Thanks. I know folks often make that distinction, but I find it's artificial. After all, we're defined by our actions. Given this, I don't see a significant difference between telling someone "Your actions are X" vs. "You are an X". And I'm not alone in this. After all, IRL, do people really react much better to the former than the latter?
Also, "nonsense" is gratuitious, unless something really is egregious, which my point clearly wasn't. After all, I wasn't claiming I've built a perpetual motion machine! One can just say they disagree, and explain why. [Yes, if someone takes a swing at you, I can understand swinging back with equally strong language, but that wasn't the case here.] But it's OK.
That being said, I understand the business rationale as you described.
I just don’t think that in 2023, the overall position of “it’s fine for Apple to charge a 10x markup on storage so they can continue to offer their cheapest MacBook for $999” can be justified.
But then if you were Apple, and wanted to maintain your profit margins, what would be your alternative?
I.e. (the recent downturn aside), this has been an extraordinarily successful strategy for Apple (look at the sales of the M1 devices when they were introduced, which had—IIRC—the same storage pricing). What's your alternative to maintain their profitability?

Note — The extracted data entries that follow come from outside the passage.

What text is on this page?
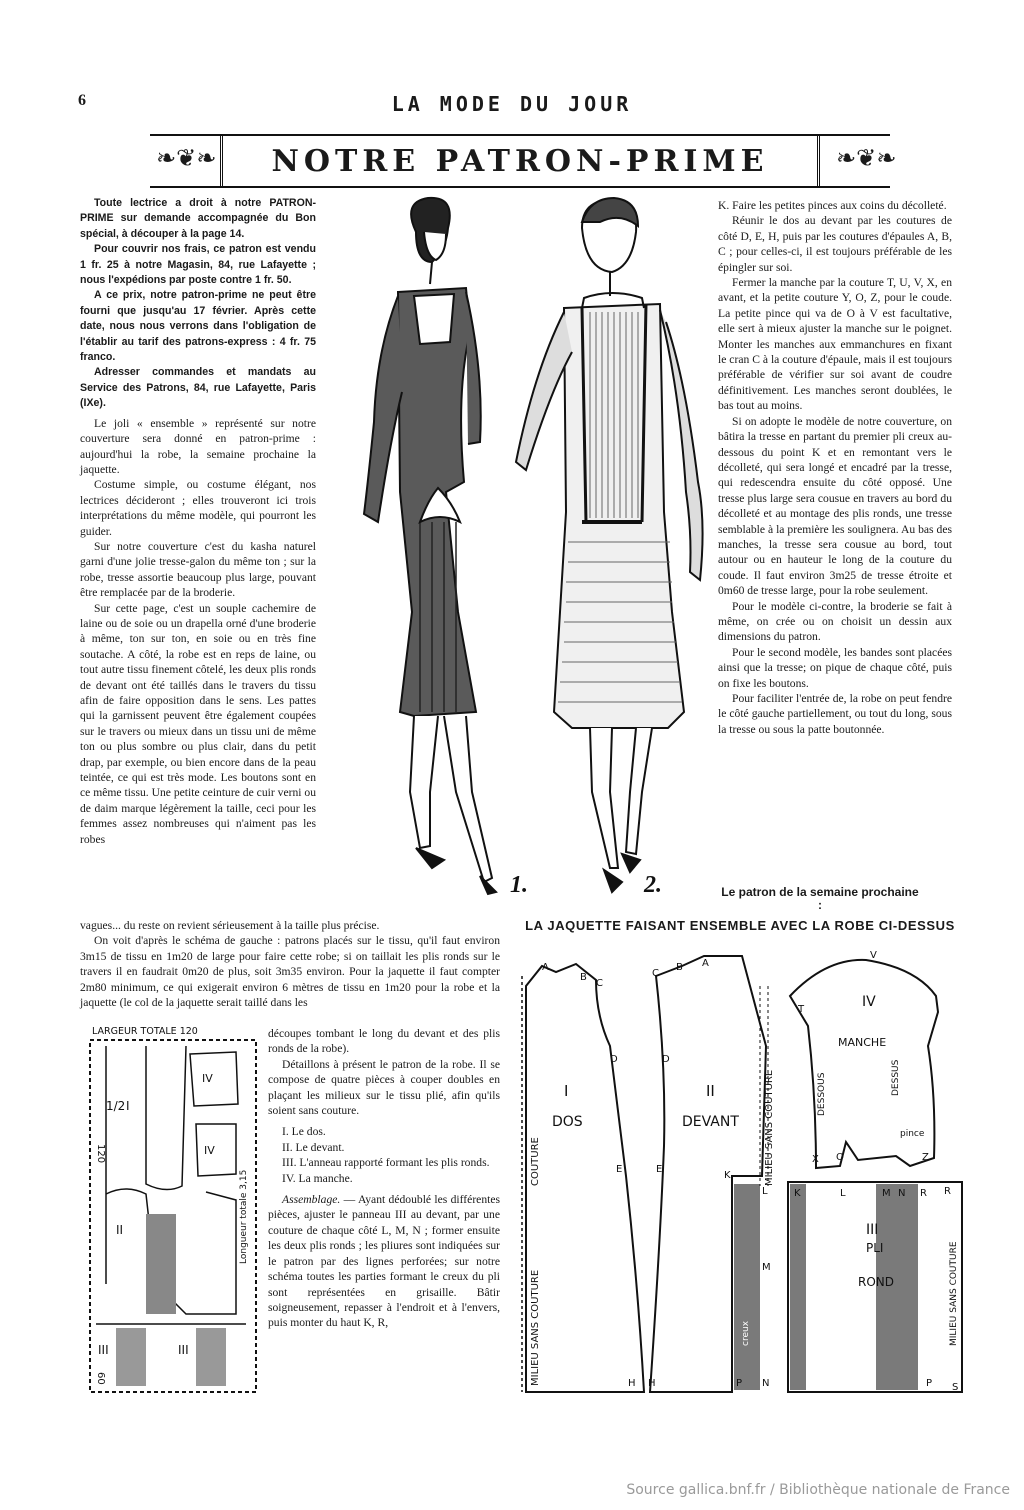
6	LA MODE DU JOUR
NOTRE PATRON-PRIME
❧❦❧	❧❦❧

Toute lectrice a droit à notre PATRON-PRIME sur demande accompagnée du Bon spécial, à découper à la page 14.

Pour couvrir nos frais, ce patron est vendu 1 fr. 25 à notre Magasin, 84, rue Lafayette ; nous l'expédions par poste contre 1 fr. 50.

A ce prix, notre patron-prime ne peut être fourni que jusqu'au 17 février. Après cette date, nous nous verrons dans l'obligation de l'établir au tarif des patrons-express : 4 fr. 75 franco.

Adresser commandes et mandats au Service des Patrons, 84, rue Lafayette, Paris (IXe).

Le joli « ensemble » représenté sur notre couverture sera donné en patron-prime : aujourd'hui la robe, la semaine prochaine la jaquette.

Costume simple, ou costume élégant, nos lectrices décideront ; elles trouveront ici trois interprétations du même modèle, qui pourront les guider.

Sur notre couverture c'est du kasha naturel garni d'une jolie tresse-galon du même ton ; sur la robe, tresse assortie beaucoup plus large, pouvant être remplacée par de la broderie.

Sur cette page, c'est un souple cachemire de laine ou de soie ou un drapella orné d'une broderie à même, ton sur ton, en soie ou en très fine soutache. A côté, la robe est en reps de laine, ou tout autre tissu finement côtelé, les deux plis ronds de devant ont été taillés dans le travers du tissu afin de faire opposition dans le sens. Les pattes qui la garnissent peuvent être également coupées sur le travers ou mieux dans un tissu uni de même ton ou plus sombre ou plus clair, dans du petit drap, par exemple, ou bien encore dans de la peau teintée, ce qui est très mode. Les boutons sont en ce même tissu. Une petite ceinture de cuir verni ou de daim marque légèrement la taille, ceci pour les femmes assez nombreuses qui n'aiment pas les robes

vagues... du reste on revient sérieusement à la taille plus précise.

On voit d'après le schéma de gauche : patrons placés sur le tissu, qu'il faut environ 3m15 de tissu en 1m20 de large pour faire cette robe; si on taillait les plis ronds sur le travers il en faudrait 0m20 de plus, soit 3m35 environ. Pour la jaquette il faut compter 2m80 minimum, ce qui exigerait environ 6 mètres de tissu en 1m20 pour la robe et la jaquette (le col de la jaquette serait taillé dans les

découpes tombant le long du devant et des plis ronds de la robe).

Détaillons à présent le patron de la robe. Il se compose de quatre pièces à couper doubles en plaçant les milieux sur le tissu plié, afin qu'ils soient sans couture.

I. Le dos.

II. Le devant.

III. L'anneau rapporté formant les plis ronds.

IV. La manche.

Assemblage. — Ayant dédoublé les différentes pièces, ajuster le panneau III au devant, par une couture de chaque côté L, M, N ; former ensuite les deux plis ronds ; les pliures sont indiquées sur le patron par des lignes perforées; sur notre schéma toutes les parties formant le creux du pli sont représentées en grisaille. Bâtir soigneusement, repasser à l'endroit et à l'envers, puis monter du haut K, R,

K. Faire les petites pinces aux coins du décolleté.

Réunir le dos au devant par les coutures de côté D, E, H, puis par les coutures d'épaules A, B, C ; pour celles-ci, il est toujours préférable de les épingler sur soi.

Fermer la manche par la couture T, U, V, X, en avant, et la petite couture Y, O, Z, pour le coude. La petite pince qui va de O à V est facultative, elle sert à mieux ajuster la manche sur le poignet. Monter les manches aux emmanchures en fixant le cran C à la couture d'épaule, mais il est toujours préférable de vérifier sur soi avant de coudre définitivement. Les manches seront doublées, le bas tout au moins.

Si on adopte le modèle de notre couverture, on bâtira la tresse en partant du premier pli creux au-dessous du point K et en remontant vers le décolleté, qui sera longé et encadré par la tresse, qui redescendra ensuite du côté opposé. Une tresse plus large sera cousue en travers au bord du décolleté et au montage des plis ronds, une tresse semblable à la première les soulignera. Au bas des manches, la tresse sera cousue au bord, tout autour ou en hauteur le long de la couture du coude. Il faut environ 3m25 de tresse étroite et 0m60 de tresse large, pour la robe seulement.

Pour le modèle ci-contre, la broderie se fait à même, on crée ou on choisit un dessin aux dimensions du patron.

Pour le second modèle, les bandes sont placées ainsi que la tresse; on pique de chaque côté, puis on fixe les boutons.

Pour faciliter l'entrée de, la robe on peut fendre le côté gauche partiellement, ou tout du long, sous la tresse ou sous la patte boutonnée.

Le patron de la semaine prochaine :
LA JAQUETTE FAISANT ENSEMBLE AVEC LA ROBE CI-DESSUS
1.	2.
LARGEUR TOTALE 120
1/2 I
II
III	III
IV
IV
120
60
Longueur totale 3,15
I
DOS
II
DEVANT
IV
MANCHE
DESSOUS	DESSUS
pince
III
PLI
ROND
MILIEU SANS COUTURE
COUTURE	MILIEU SANS COUTURE
MILIEU SANS COUTURE
creux
A
B
C
D
E
H
C
B A
D
E
H
K
L
M
N
P	P
K	L	M N R R
S
T
V
X O	Z
Source gallica.bnf.fr / Bibliothèque nationale de France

Or are you instead telling Apple: "You need to accept lower profits, because your pricing strategy is unfair?" What company would do that? The only case in which I know a company has been forced into that is if they have a monopoly on a product segment, and Apple's Mac line doesn't represent a monopoly within the personal computer segment.
Plus if you need a lot of RAM or storage, and don't want to pay Apple's upgrade prices, you do have an alternative: Buy a used model or, better still, a used model from the previous generation (yes, for the 15" Air, you'll need to wait a year).
For instance, a new 16" M2 Pro MBP with 32 GB RAM, a 2 TB SSD, and 2 years of AC+ is $3,800. You can get exactly that used, in an M1 version, for <$2,000 --
about half the cost. Here's a 13-month-old 16" M1 Pro MacBook Pro with a 2 TB SSD and 32 GB RAM,
with AppleCare+ through June 2025: "Comes with all original items. Apple Care expires June 2025. Included is a USB-c Hub. Item has little to no scratches or defects. I used a Hard Shell Cover originally."